Dans la mesure où le Crédit Agricole a délivré son assignation à M. [I] le 6 juillet 2021, il n’est pas forclos en sa demande.
Sur la créance de la banque
En application de l’article L. 312-39 du code de la consommation, en cas de défaillance de l’emprunteur, le prêteur peut exiger le remboursement immédiat du capital restant dû, majoré des intérêts échus mais non payés. Jusqu’à la date du règlement effectif, les sommes restant dues produisent les intérêts de retard à un taux égal à celui du prêt.
La société Crédit Agricole produit en l’espèce, en sus de l’offre de contrat de crédit qui comporte une clause de déchéance du terme, le tableau d’amortissement, la synthèse des règlements, la mise en demeure de s’acquitter des échéances impayées datée du 4 mars 2020, ainsi qu’un décompte de créance.
Il en résulte que la banque se prévaut de manière légitime de la déchéance du terme du contrat et de l’exigibilité des sommes dues, et qu’elle est fondée à obtenir paiement des sommes suivantes :
— 11 304,89 euros au titre du capital restant de la déchéance du terme,
— 2 624,91 euros au titre des échéances échues impayées,
— 175,41 euros au titre des intérêts échus au 5 février 2021,
— dont à déduire un règlement de 4,80 euros,
Soit un solde de 14 248,04 euros.
M. [I] sera donc condamné à payer ladite somme au Crédit Agricole, assortie des intérêts au taux contractuel de 2,47 % à compter du 6 février 2021.
Sur les frais de procès
M. [I], partie succombante, sera tenu aux dépens de première instance et d’appel, en application des dispositions de l’article 696 du code de procédure civile.

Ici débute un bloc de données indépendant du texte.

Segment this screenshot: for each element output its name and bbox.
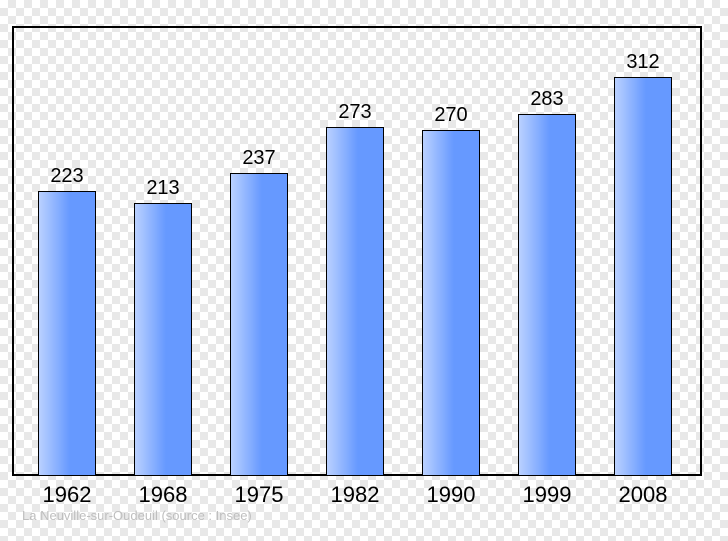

L’équité commande en revanche de laisser à la charge du Crédit Agricole les frais non compris dans les dépens qu’elle a exposés.
PAR CES MOTIFS
La cour,
Infirme le jugement du 29 avril 2022 en toutes ses dispositions critiquées,
Condamne M. [I] à payer à la Caisse Régionale de Crédit Agricole Mutuel Centre Est la somme de 14 248,04 euros, assortie des intérêts au taux contractuel de 2,47 % à compter du 6 février 2021,
Déboute la Caisse Régionale de Crédit Agricole Mutuel Centre Est de sa demande au titre des dispositions de l’article 700 du code de procédure civile,
Condamne M. [I] aux dépens de première instance et d’appel, qui pourront être recouvrés par la Selarl Oppidum Conseils conformément aux dispositions de l’article 699 du code de procédure civile.